Es habitual –y muy humano– pensar que todo tiempo pasado fue mejor. Es natural. Según avanza el río de nuestra vida cada vez discurre más lento, describe meandros más angustiosos, surgen remolinos a cada tramo y las aguas se vuelven de un color terroso. Echamos entonces de menos el manantial purísimo que fuimos, el arroyo cristalino que serpenteaba vivaz entre las rocas.
Es tentador recrearnos en nuestra juventud, idealizar aquellos años inexpertos y a veces irresponsables donde –es verdad– no teníamos grandes responsabilidades ni motivos de preocupación. Pero esta idealización no es más que un autoengaño, y, si somos honestos con nosotros mismos, no nos quedará otra que admitir que no vivimos aquella época con conciencia de que fuera tan maravillosa, y que, de hecho, solo nos parece idílica ahora, teniendo en la mano todas las cartas de la baraja y pudiendo comparar. Porque entonces también lo pasábamos mal, a veces muy mal, con los conflictos con nuestros padres o con los amigos, o por no tener ni un duro, o por nuestros desamores y rupturas sentimentales, o por el infierno de los exámenes…
Ahora, claro, decimos que aquellos malos tragos solo eran naderías porque los cotejamos con nuestros marrones de ahora, muchos de los cuales no tienen ni solución. Pero en el fondo sabemos muy bien que en su día no percibimos de ningún modo aquellos problemas como minucias, y, aunque los sobredimensionáramos en nuestra bisoñez, el caso es que –con motivo o sin motivo– también las pasábamos putas y estábamos deseando cambiar de etapa cuanto antes, porque aquella vida, por mucho que hoy nos empeñemos, no nos hacía enteramente felices.

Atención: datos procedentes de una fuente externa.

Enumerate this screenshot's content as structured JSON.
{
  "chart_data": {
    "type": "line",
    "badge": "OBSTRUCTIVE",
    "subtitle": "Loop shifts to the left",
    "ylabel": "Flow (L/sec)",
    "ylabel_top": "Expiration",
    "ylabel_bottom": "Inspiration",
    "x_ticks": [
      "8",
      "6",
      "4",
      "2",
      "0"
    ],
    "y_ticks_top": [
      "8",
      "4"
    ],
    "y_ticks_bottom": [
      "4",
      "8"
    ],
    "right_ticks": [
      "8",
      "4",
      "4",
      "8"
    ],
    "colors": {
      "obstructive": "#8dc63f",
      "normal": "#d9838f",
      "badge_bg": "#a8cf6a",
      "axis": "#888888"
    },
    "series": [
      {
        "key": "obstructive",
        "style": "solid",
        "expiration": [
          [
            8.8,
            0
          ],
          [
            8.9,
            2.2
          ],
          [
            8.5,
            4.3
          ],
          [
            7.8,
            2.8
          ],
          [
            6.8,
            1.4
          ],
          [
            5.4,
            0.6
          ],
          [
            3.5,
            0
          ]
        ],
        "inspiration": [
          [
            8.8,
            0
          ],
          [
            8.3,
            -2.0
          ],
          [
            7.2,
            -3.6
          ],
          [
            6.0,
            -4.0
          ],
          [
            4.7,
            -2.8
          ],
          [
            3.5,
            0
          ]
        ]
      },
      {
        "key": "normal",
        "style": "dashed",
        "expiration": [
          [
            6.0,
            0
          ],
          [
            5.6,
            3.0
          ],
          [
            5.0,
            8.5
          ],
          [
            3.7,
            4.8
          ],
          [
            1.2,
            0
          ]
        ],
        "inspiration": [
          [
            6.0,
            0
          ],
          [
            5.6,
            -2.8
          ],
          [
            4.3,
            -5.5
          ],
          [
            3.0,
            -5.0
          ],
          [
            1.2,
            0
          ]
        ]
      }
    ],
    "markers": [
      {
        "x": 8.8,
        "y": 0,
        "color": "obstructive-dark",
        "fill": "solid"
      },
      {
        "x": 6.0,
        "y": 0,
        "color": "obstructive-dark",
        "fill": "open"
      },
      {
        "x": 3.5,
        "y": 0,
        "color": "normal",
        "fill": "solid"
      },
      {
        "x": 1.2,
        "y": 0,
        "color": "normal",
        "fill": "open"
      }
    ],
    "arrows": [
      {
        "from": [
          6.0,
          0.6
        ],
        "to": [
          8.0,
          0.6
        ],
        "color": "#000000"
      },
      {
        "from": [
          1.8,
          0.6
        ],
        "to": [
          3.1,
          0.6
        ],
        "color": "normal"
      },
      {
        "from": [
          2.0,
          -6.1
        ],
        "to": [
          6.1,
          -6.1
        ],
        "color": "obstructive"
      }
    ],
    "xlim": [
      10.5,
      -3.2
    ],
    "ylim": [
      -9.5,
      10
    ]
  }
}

Y encima somos unos tramposos cuando fantaseamos con retornar, aunque sea por unos instantes, a las aulas del instituto o a los veintitantos abriles. Soñamos con ese rebobinado cronológico pero con truco; anhelamos un viaje en el tiempo pero conservando nuestros conocimientos actuales, la experiencia vital que ahora tenemos. Y eso no vale. No vale retroceder veinte o veinticinco años para disfrutar nuestras correrías de juventud pero con ojos de adulto para poder reírnos de esos sinsabores que nos parecían un mundo. Lo auténtico sería regresar, sí, pero poniéndonos la piel y el corazón de aquellos chavales que fuimos, para comprobar cómo volveríamos a sufrir y a angustiarnos por las mismas estupideces quizá no tan estúpidas. Quizá así aprenderíamos a no poetizar tanto el pasado solo por ser pasado.